Bei Engels und Marx steht der Gedanke einer von Menschen, dort der Arbeiterklasse, nur revolutionär herbei zu führenden, systemischen Veränderung, also der historische Schritt der Überwindung des Kapitalismus‘ im Zentrum und keine immanente, aus dem marktwirtschaftlichen Wettbewerb selbst hervortretende Systemveränderung.
Von
Hayek und Schumpeter stellen einen Prozess vor, der aus sich selbst
heraus durch Innovationen eines sich weiterentwickelnden Wettbewerbs
innerhalb der Marktwirtschaft sich selbst als Weiterentwicklung der
Marktwirtschaft als System entfaltet und damit in Opposition steht zu
revolutionären Systemvorstellungen.
Wettbewerber und
Unternehmer werden zu Synomymen und konnotieren in der Bedeutung
Erneuerer. Innovation ist schöpferische Zerstörung,
bedeutet Zerstörung der alten Monopole und damit Entmachtung
alter, auf Konkurrenzkampf ruhender Familienunternehmen- und
dynastien, Trusts- und Syndikaten.
Der König ist tot
Der König ist tot. Das sei nach von Hayek und Schumpeter die wichtigste Funktion des Wettbewerbs. Bevor wir uns der Frage annehmen, ob der Satz in der bekannten Weise weitergeht, also: Der König ist tot. Es lebe der König, oder ob wir es tatsächlich mit Revolutionen von Innen heraus, aus der Marktwirtschaft selber zu tun haben, müssen wir selbstverständlich uns mit den vermeintlichen und eigentlichen Veränderungen dieses Vorgangs sui generis beschäftigen.
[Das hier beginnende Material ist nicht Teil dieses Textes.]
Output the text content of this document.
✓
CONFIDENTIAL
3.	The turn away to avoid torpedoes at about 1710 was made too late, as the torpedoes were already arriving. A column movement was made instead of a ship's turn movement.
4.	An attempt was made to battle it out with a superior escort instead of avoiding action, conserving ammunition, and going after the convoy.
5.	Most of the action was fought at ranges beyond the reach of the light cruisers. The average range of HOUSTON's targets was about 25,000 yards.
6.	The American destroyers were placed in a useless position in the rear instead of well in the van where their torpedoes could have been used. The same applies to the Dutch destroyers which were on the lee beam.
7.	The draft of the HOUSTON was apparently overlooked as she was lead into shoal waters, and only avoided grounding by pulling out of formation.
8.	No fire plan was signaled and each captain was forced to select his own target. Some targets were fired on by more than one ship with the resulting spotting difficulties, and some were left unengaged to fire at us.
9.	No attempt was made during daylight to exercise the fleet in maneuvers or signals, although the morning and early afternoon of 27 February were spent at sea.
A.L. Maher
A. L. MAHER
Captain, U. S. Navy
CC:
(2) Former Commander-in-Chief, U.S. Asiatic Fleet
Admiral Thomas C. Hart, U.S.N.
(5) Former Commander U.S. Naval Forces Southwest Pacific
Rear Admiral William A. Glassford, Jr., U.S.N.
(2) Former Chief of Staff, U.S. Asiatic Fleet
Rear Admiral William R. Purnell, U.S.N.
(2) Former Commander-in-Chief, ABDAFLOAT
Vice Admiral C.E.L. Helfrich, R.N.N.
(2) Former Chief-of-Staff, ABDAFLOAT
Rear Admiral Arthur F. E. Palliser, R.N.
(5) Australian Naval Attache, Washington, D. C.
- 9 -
Dabei wollen wir nicht nur Veränderungen beschreiben, sondern zunehmend im Verlauf der Betrachtung auch bewerten. Bewerten aber nicht, indem wir ein soziales oder politisches Wertmaß quasi von außen an den Prozess anlegen, sondern auf das achten, was in diesem Prozess tatsächlich geschieht. Ohne an dieser Stelle eine Methodendiskussion vorweg zu schicken, wollen wir lediglich einzelne Pänomene der Veränderung heller beleuchten. Die Methodendiskussion ist an dieser Stelle nicht notwendig. Sie kommt aber beizeiten.
Was ist das Maß, wenn es keine Mitte mehr gibt? Bislang war es informell ausgemacht, dass die Mitte auch die gute Mitte ist. Dass also Mehrheiten die Geschicke bestimmen, wirtschaftlich, politisch und sozial. Die politische Macht ist eine demokratische Macht, also durch die Mehrheit des Volkes bestimmt. Alle Repräsentationen dieses Prinzips sind Ableitungen von Mehrheitsorientierung, von common sense8.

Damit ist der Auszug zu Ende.